I just found an excellent help for planning your garden. It is
http://www.incompetech.com /. It draws grid/graph paper in almost any
configuration. I have staked a claim to a block that is 40' X 54' so
I designed a grid that is 40 x 52. I could make it a full 54 by
reducing the square size. The site is very interesting. You can also
print calendars for the whole year or certain months. I think I will
print out certain month calendars and record amount of produce
harvested that day.
Now to decide what I want to plant.
There are 10 types of people in the world. Those who understand binary and
Well, you don't want to get too fixed or your going to have problems
from not rotating crops, probably (not that our usual rotation cycles of
4-5 years are fully adequate for most of the things they are supposed to
be protecting us from, so perhaps you can get away with it for a while,
As such, something like a set of beds for tall crops in different
rotations and a set of beds for short crops in different rotations, and
trellises you can move may work better than "a melon bed" or other such
fixed places/furniture for annual crops. Depending what you intend to do
with your tractor in the long haul, you may want to not have permanent
beds so that you can till the whole garden with it and make new
beds/paths each year - or not.
I can't claim to have anything like perfection (far from it most years),
but you'll also notice that most garden planning books stick to
drawings, because reality is always messier than the design...
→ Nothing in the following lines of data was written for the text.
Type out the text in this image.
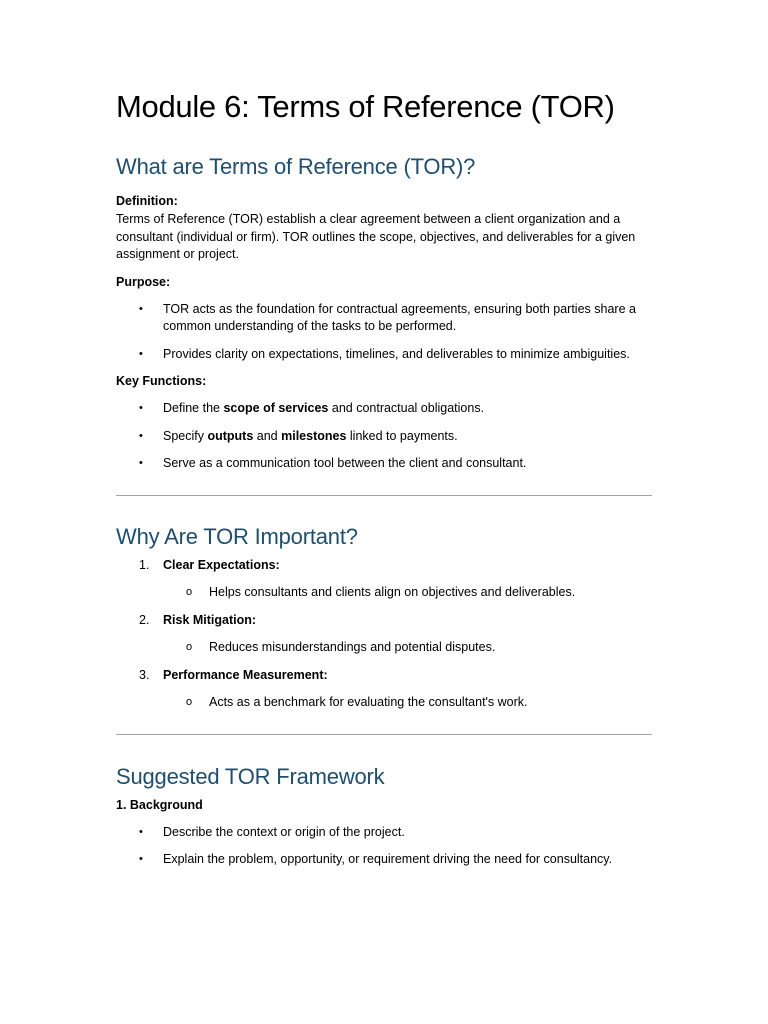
Module 6: Terms of Reference (TOR)
What are Terms of Reference (TOR)?

Definition:

Terms of Reference (TOR) establish a clear agreement between a client organization and a consultant (individual or firm). TOR outlines the scope, objectives, and deliverables for a given assignment or project.

Purpose:

• TOR acts as the foundation for contractual agreements, ensuring both parties share a common understanding of the tasks to be performed.
• Provides clarity on expectations, timelines, and deliverables to minimize ambiguities.

Key Functions:

• Define the scope of services and contractual obligations.
• Specify outputs and milestones linked to payments.
• Serve as a communication tool between the client and consultant.
Why Are TOR Important?
1. Clear Expectations:
o Helps consultants and clients align on objectives and deliverables.
2. Risk Mitigation:
o Reduces misunderstandings and potential disputes.
3. Performance Measurement:
o Acts as a benchmark for evaluating the consultant's work.
Suggested TOR Framework

1. Background

• Describe the context or origin of the project.
• Explain the problem, opportunity, or requirement driving the need for consultancy.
I would try separating out the perennials, and using them - after a few
years they give more food with less work - so strawberries, blueberries,
rasberries, blackberries, asparagus, etc. - if you eat it and it grows
on a plant that doesn't need to be planted every year, and you can grow
in your climate, plant it. Grapes too, though I have to say my personal
luck with those is terrible. Tree crops also, if you like, but that's a
longer term project (however - the best time to plant a tree is 20 years
ago, and the second-best time is now, as the old saying goes, so if you
are going to, get started on it.)
For books, I like to imagine I could ever keep up with the stuff in
The American Horticultural Society Encyclopedia_of_Gardening
and I think it's a good general reference, though not perfect either.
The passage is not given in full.